If you cannot find an automatic risk calculator, you will need to calculate position size manually. The formula is: Position Size = Total Capital to Risk / (Entry Price – Stop-Loss Price). You then enter the result into the “Quantity” field.

how to change risk settigs long positoins tradingview

Troubleshooting and Fine-Tuning Your Risk Approach

Even with the right tools, things can go awry. Here are common issues and how to fix them.

Your position size seems too small or too large. This is almost always due to an incorrect stop-loss distance. Double-check the arithmetic. A $2 stop on a $100 stock is a 2% risk per share. To risk 1% of a $10,000 account ($100), you need 50 shares. If you expected more shares, your stop might be too tight. Re-evaluate your stop-loss placement based on support levels or volatility, not an arbitrary number.

The broker panel won’t accept your risk percentage. Some brokers only allow risk to be defined in dollar terms, not as a percentage of your account. Use the dollar risk field instead. Calculate it manually: Account Balance x (Risk Percentage / 100).

You can’t see the Risk/Reward ratio. In the “Long Position” tool properties, ensure you have a take-profit level set. The R:R is typically displayed near the position rectangle on the chart or within the properties box. If you’re only using a broker panel for live orders, this ratio may not be displayed automatically; you should calculate it yourself.

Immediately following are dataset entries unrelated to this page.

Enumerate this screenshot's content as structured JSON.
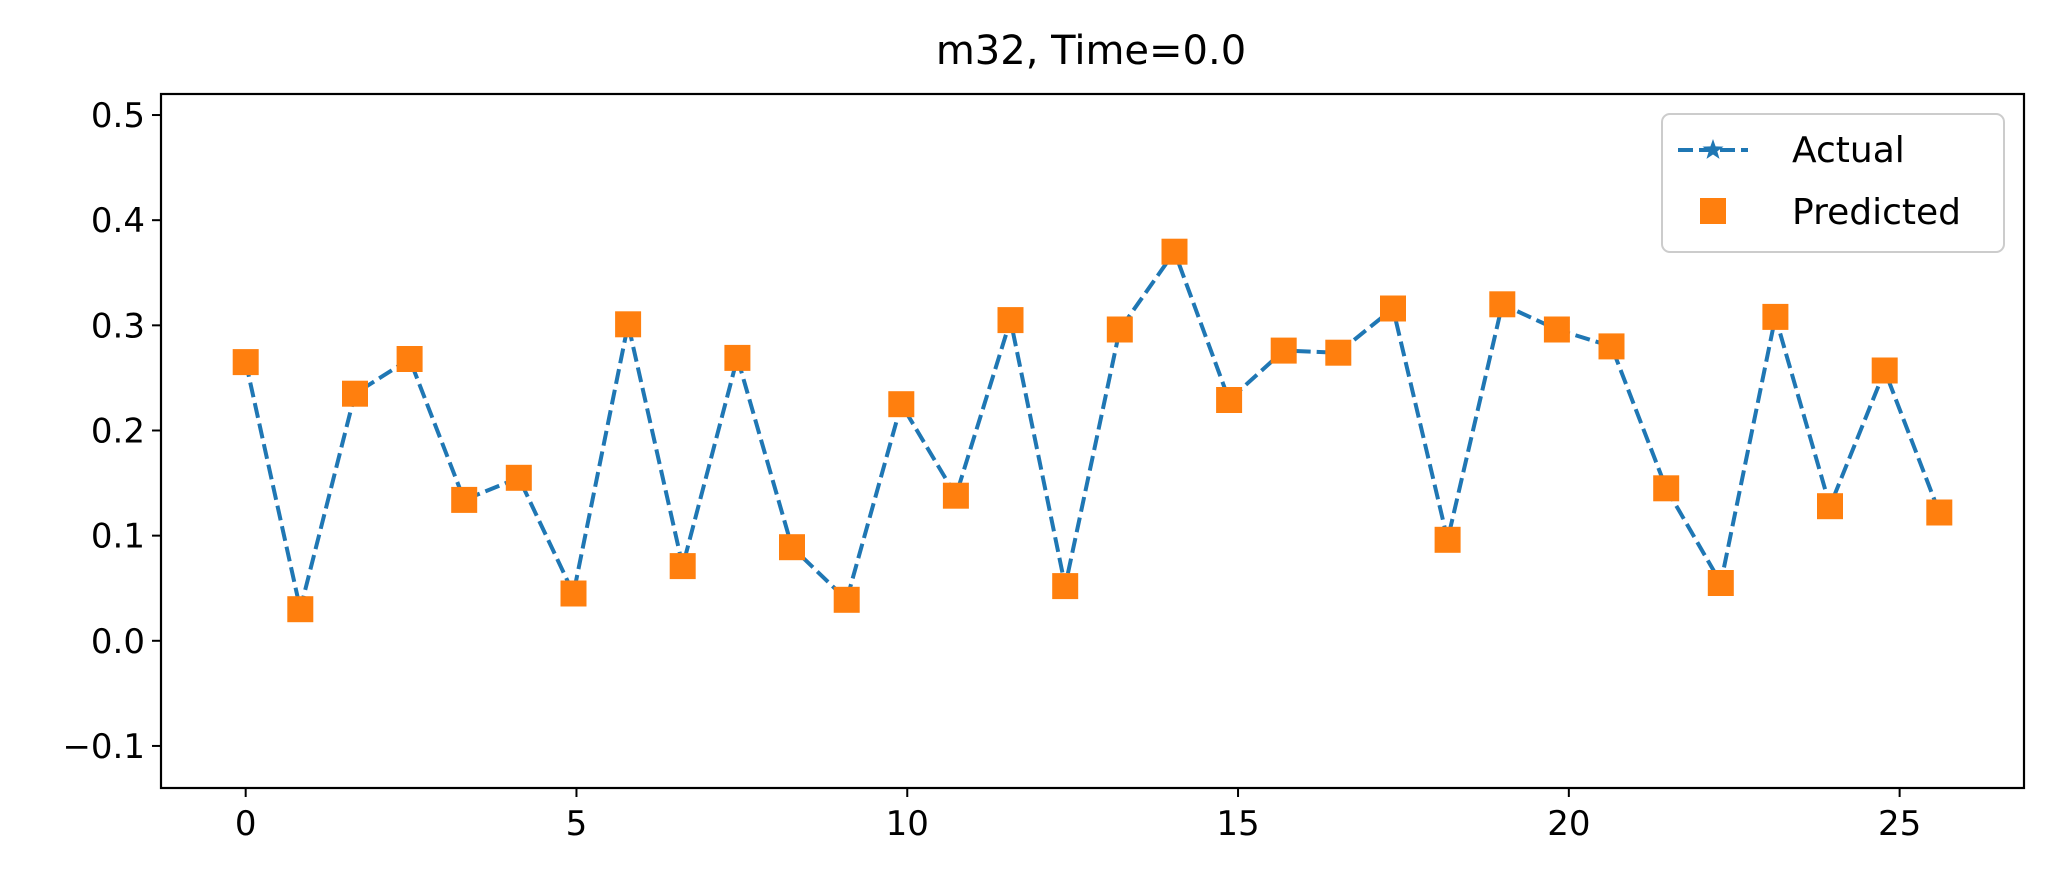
{
  "chart_data": {
    "type": "line",
    "title": "m32, Time=0.0",
    "xlabel": "",
    "ylabel": "",
    "xlim": [
      -1.28,
      26.88
    ],
    "ylim": [
      -0.14,
      0.52
    ],
    "xticks": [
      0,
      5,
      10,
      15,
      20,
      25
    ],
    "xtick_labels": [
      "0",
      "5",
      "10",
      "15",
      "20",
      "25"
    ],
    "yticks": [
      -0.1,
      0.0,
      0.1,
      0.2,
      0.3,
      0.4,
      0.5
    ],
    "ytick_labels": [
      "−0.1",
      "0.0",
      "0.1",
      "0.2",
      "0.3",
      "0.4",
      "0.5"
    ],
    "grid": false,
    "legend_position": "top-right",
    "x": [
      0,
      0.826,
      1.652,
      2.477,
      3.303,
      4.129,
      4.955,
      5.781,
      6.606,
      7.432,
      8.258,
      9.084,
      9.91,
      10.735,
      11.561,
      12.387,
      13.213,
      14.039,
      14.865,
      15.69,
      16.516,
      17.342,
      18.168,
      18.994,
      19.819,
      20.645,
      21.471,
      22.297,
      23.123,
      23.948,
      24.774,
      25.6
    ],
    "series": [
      {
        "name": "Actual",
        "style": "dashed line with star markers",
        "color": "#1f77b4",
        "values": [
          0.265,
          0.03,
          0.235,
          0.268,
          0.134,
          0.155,
          0.045,
          0.301,
          0.071,
          0.269,
          0.089,
          0.039,
          0.225,
          0.138,
          0.305,
          0.052,
          0.296,
          0.37,
          0.229,
          0.276,
          0.274,
          0.316,
          0.096,
          0.32,
          0.296,
          0.28,
          0.145,
          0.055,
          0.308,
          0.128,
          0.257,
          0.122
        ]
      },
      {
        "name": "Predicted",
        "style": "square markers",
        "color": "#ff7f0e",
        "values": [
          0.265,
          0.03,
          0.235,
          0.268,
          0.134,
          0.155,
          0.045,
          0.301,
          0.071,
          0.269,
          0.089,
          0.039,
          0.225,
          0.138,
          0.305,
          0.052,
          0.296,
          0.37,
          0.229,
          0.276,
          0.274,
          0.316,
          0.096,
          0.32,
          0.296,
          0.28,
          0.145,
          0.055,
          0.308,
          0.128,
          0.257,
          0.122
        ]
      }
    ]
  }
}
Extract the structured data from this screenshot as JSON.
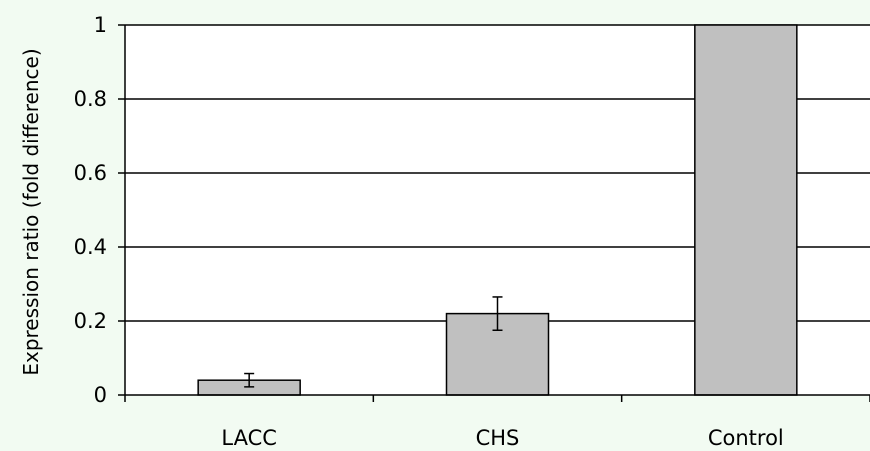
{
  "chart_data": {
    "type": "bar",
    "categories": [
      "LACC",
      "CHS",
      "Control"
    ],
    "values": [
      0.04,
      0.22,
      1.0
    ],
    "errors": [
      0.018,
      0.045,
      0.0
    ],
    "ylabel": "Expression ratio (fold difference)",
    "xlabel": "",
    "title": "",
    "ylim": [
      0,
      1
    ],
    "yticks": [
      0,
      0.2,
      0.4,
      0.6,
      0.8,
      1
    ],
    "ytick_labels": [
      "0",
      "0.2",
      "0.4",
      "0.6",
      "0.8",
      "1"
    ],
    "grid": true,
    "legend": "none",
    "bar_color": "#c0c0c0",
    "plot_background": "#ffffff",
    "page_background": "#f2fbf2"
  }
}
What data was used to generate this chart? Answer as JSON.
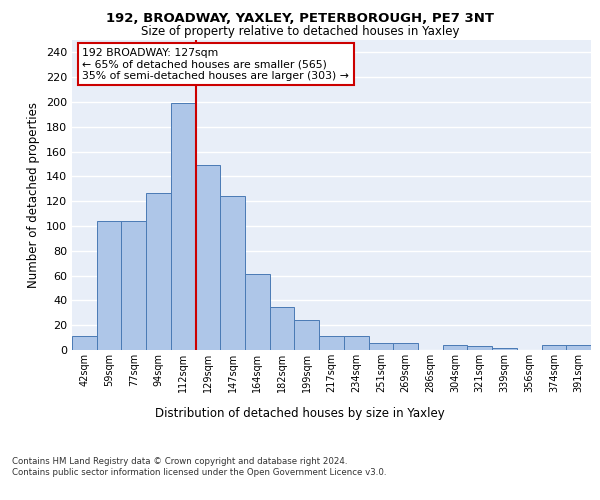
{
  "title1": "192, BROADWAY, YAXLEY, PETERBOROUGH, PE7 3NT",
  "title2": "Size of property relative to detached houses in Yaxley",
  "xlabel": "Distribution of detached houses by size in Yaxley",
  "ylabel": "Number of detached properties",
  "categories": [
    "42sqm",
    "59sqm",
    "77sqm",
    "94sqm",
    "112sqm",
    "129sqm",
    "147sqm",
    "164sqm",
    "182sqm",
    "199sqm",
    "217sqm",
    "234sqm",
    "251sqm",
    "269sqm",
    "286sqm",
    "304sqm",
    "321sqm",
    "339sqm",
    "356sqm",
    "374sqm",
    "391sqm"
  ],
  "values": [
    11,
    104,
    104,
    127,
    199,
    149,
    124,
    61,
    35,
    24,
    11,
    11,
    6,
    6,
    0,
    4,
    3,
    2,
    0,
    4,
    4
  ],
  "bar_color": "#aec6e8",
  "bar_edge_color": "#4a7ab5",
  "vline_x_index": 4.5,
  "vline_color": "#cc0000",
  "annotation_text": "192 BROADWAY: 127sqm\n← 65% of detached houses are smaller (565)\n35% of semi-detached houses are larger (303) →",
  "annotation_box_color": "#ffffff",
  "annotation_box_edge_color": "#cc0000",
  "ylim": [
    0,
    250
  ],
  "yticks": [
    0,
    20,
    40,
    60,
    80,
    100,
    120,
    140,
    160,
    180,
    200,
    220,
    240
  ],
  "background_color": "#e8eef8",
  "grid_color": "#ffffff",
  "footnote": "Contains HM Land Registry data © Crown copyright and database right 2024.\nContains public sector information licensed under the Open Government Licence v3.0."
}
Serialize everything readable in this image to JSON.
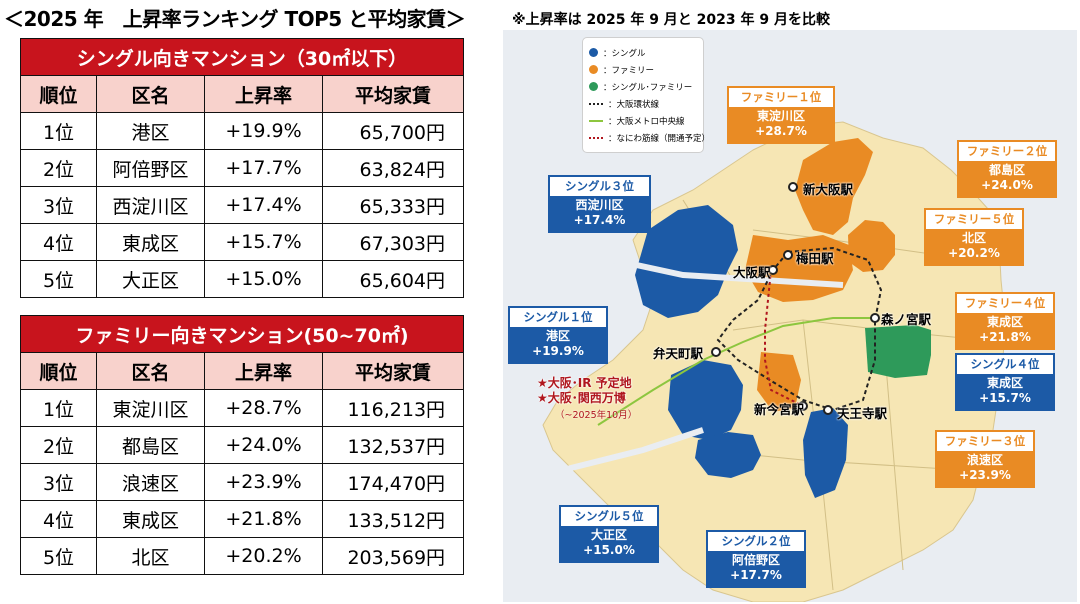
{
  "header": {
    "title": "＜2025 年　上昇率ランキング TOP5 と平均家賃＞",
    "note": "※上昇率は 2025 年 9 月と 2023 年 9 月を比較"
  },
  "single_table": {
    "caption": "シングル向きマンション（30㎡以下）",
    "columns": [
      "順位",
      "区名",
      "上昇率",
      "平均家賃"
    ],
    "rows": [
      [
        "1位",
        "港区",
        "+19.9%",
        "65,700円"
      ],
      [
        "2位",
        "阿倍野区",
        "+17.7%",
        "63,824円"
      ],
      [
        "3位",
        "西淀川区",
        "+17.4%",
        "65,333円"
      ],
      [
        "4位",
        "東成区",
        "+15.7%",
        "67,303円"
      ],
      [
        "5位",
        "大正区",
        "+15.0%",
        "65,604円"
      ]
    ]
  },
  "family_table": {
    "caption": "ファミリー向きマンション(50~70㎡)",
    "columns": [
      "順位",
      "区名",
      "上昇率",
      "平均家賃"
    ],
    "rows": [
      [
        "1位",
        "東淀川区",
        "+28.7%",
        "116,213円"
      ],
      [
        "2位",
        "都島区",
        "+24.0%",
        "132,537円"
      ],
      [
        "3位",
        "浪速区",
        "+23.9%",
        "174,470円"
      ],
      [
        "4位",
        "東成区",
        "+21.8%",
        "133,512円"
      ],
      [
        "5位",
        "北区",
        "+20.2%",
        "203,569円"
      ]
    ]
  },
  "legend": {
    "single": "：シングル",
    "family": "：ファミリー",
    "both": "：シングル･ファミリー",
    "loop_line": "：大阪環状線",
    "chuo_line": "：大阪メトロ中央線",
    "naniwa_line": "：なにわ筋線（開通予定）"
  },
  "colors": {
    "single": "#1c5aa6",
    "family": "#e98b24",
    "both": "#2e9a5a",
    "land": "#f6e6b4",
    "water": "#e9edf2",
    "header_red": "#c8141d",
    "header_pink": "#f8d2cc"
  },
  "map_tags": {
    "family1": {
      "head": "ファミリー１位",
      "name": "東淀川区",
      "rate": "+28.7%"
    },
    "family2": {
      "head": "ファミリー２位",
      "name": "都島区",
      "rate": "+24.0%"
    },
    "family5": {
      "head": "ファミリー５位",
      "name": "北区",
      "rate": "+20.2%"
    },
    "family4": {
      "head": "ファミリー４位",
      "name": "東成区",
      "rate": "+21.8%"
    },
    "family3": {
      "head": "ファミリー３位",
      "name": "浪速区",
      "rate": "+23.9%"
    },
    "single3": {
      "head": "シングル３位",
      "name": "西淀川区",
      "rate": "+17.4%"
    },
    "single1": {
      "head": "シングル１位",
      "name": "港区",
      "rate": "+19.9%"
    },
    "single4": {
      "head": "シングル４位",
      "name": "東成区",
      "rate": "+15.7%"
    },
    "single5": {
      "head": "シングル５位",
      "name": "大正区",
      "rate": "+15.0%"
    },
    "single2": {
      "head": "シングル２位",
      "name": "阿倍野区",
      "rate": "+17.7%"
    }
  },
  "stations": {
    "shin_osaka": "新大阪駅",
    "umeda": "梅田駅",
    "osaka": "大阪駅",
    "morinomiya": "森ノ宮駅",
    "bentencho": "弁天町駅",
    "shin_imamiya": "新今宮駅",
    "tennoji": "天王寺駅"
  },
  "landmarks": {
    "ir": "★大阪･IR 予定地",
    "expo": "★大阪･関西万博",
    "expo_note": "（~2025年10月）"
  }
}
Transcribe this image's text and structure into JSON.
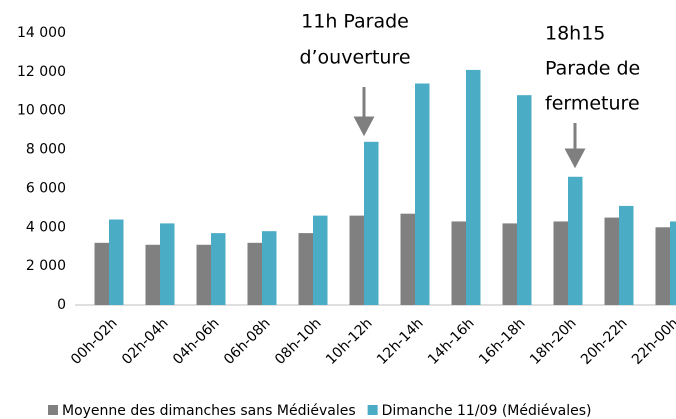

The settings reset when you reload the chart. Drawing tools like the “Long Position” object are saved with the chart layout. Make sure you are signed into your TradingView account and have saved the chart layout. Broker settings, however, are not saved in the chart; they are part of the live order dialog.

Alternative Methods for Risk Management on TradingView

Beyond the primary tools, consider these strategies for a more robust approach.

Use Pine Script for automated risk calculation. If you are a coder, you can write a Pine Script indicator that plots your entry, stop, and position size based on your own algorithm. This is advanced but offers limitless customization.

Employ the “Note” tool to document your risk rationale. Before you trade, use the text tool to write a quick note on the chart: “Long entry at $150. Stop at $145 (risk $5). Risking 1% of account.” This creates a visual journal and reinforces discipline.

Leverage the “Backtesting” feature with fixed risk. In TradingView’s Strategy Tester, you can set a “default_qty_type” to “risk of equity.” This means every simulated trade in your backtest will risk a fixed percentage of the equity, giving you a much more realistic performance report than one using fixed position sizes.

Your Actionable Path to Consistent Trading

Changing your risk settings is not a one-time task. It is the core habit of a professional trader. Start by making these steps part of your checklist for every single long position, no matter how compelling the setup seems.

First, always draw the trade on the chart first using the “Long Position” tool. Define your logical stop-loss level based on the chart, not on how much you want to risk. Let the market structure dictate your stop.

Second, decide on your maximum risk for the trade as a percentage of your account. For most retail traders, this should be between 0.5% and 2%. Never exceed it.

Third, use the broker panel’s risk field (if available) to let the platform calculate your position size. If not, do the quick calculation manually. This ensures your emotional desire for a bigger position doesn’t override your risk rules.

Finally, review the Risk/Reward ratio. If it’s below 1:1.5, ask yourself if the trade is truly worth taking. The goal is not to be right on every trade, but to be right enough on your winners to cover your losses and generate a profit over time.

By taking control of these settings, you shift the focus from predicting the market’s next move to managing your relationship with it. You stop being a gambler hoping for a win and start operating as a strategist who knows exactly what a loss will cost and, therefore, what a win is truly worth. Open a chart now, draw a practice position, and change those settings. That’s where your edge begins.